The earlier-than-expected wrap-up date for door knocking in the San Diego area was disclosed last month during a public meeting organized by the San Diego Association of Governments.
"This operation in San Diego is scheduled to end Sept. 18," said Roberto Garcia, a Census Bureau partnership specialist for the San Diego region, during the virtual meeting on Aug. 19. "So by Sept. 18, we hope that all of our workload will be complete, and there will not be any more enumerators out on the street."
Garcia's comments were cited Tuesday in a court filing, which references NPR's reporting, by attorneys with the Mexican American Legal Defense and Education Fund and Asian Americans Advancing Justice - AAJC, who are leading a federal lawsuit in Maryland that's trying to force the Census Bureau to return to the extended schedule the bureau developed in response to the pandemic.

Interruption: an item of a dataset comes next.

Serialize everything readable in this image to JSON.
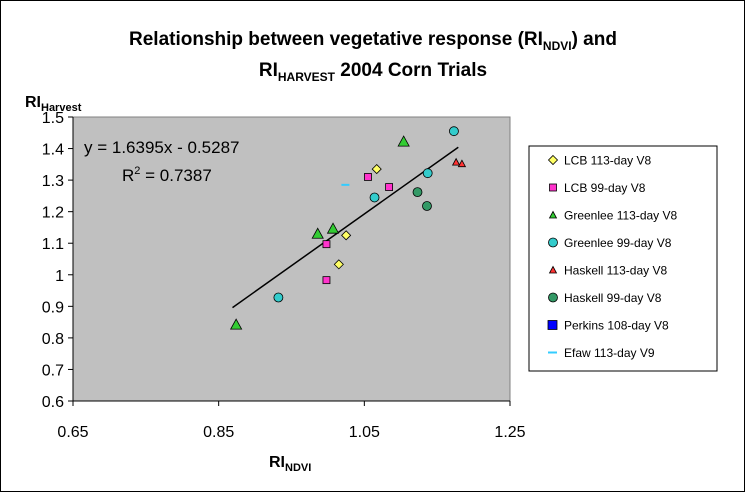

The National Urban League is leading a similar federal lawsuit in California, while census advocates wait to see whether Congress will move forward with legislation put forth by House and Senate Democrats that would extend legal deadlines for reporting census results and could give the bureau more time to count and review its results for errors.
Lowenthal, the census consultant, says she is concerned that the local census office for San Diego has less than 64% of its door-knocking work complete, according to figures the bureau released Tuesday.
"This gives me pause as to why the Census Bureau believes it can enumerate the remaining households accurately in less time than it has allowed," said Lowenthal, the census consultant. "I think it is premature to set an artificial early end date for the operation in San Diego, which could suggest to enumerators that they need to move through their caseloads more quickly than they otherwise would."
That, Lowenthal warned, increases the risk of collecting inaccurate or incomplete information about uncounted households that may require more convincing to overcome their distrust of the government.
"It seems to me that this operation should take more time, not less, than in the previous censuses," Lowenthal added.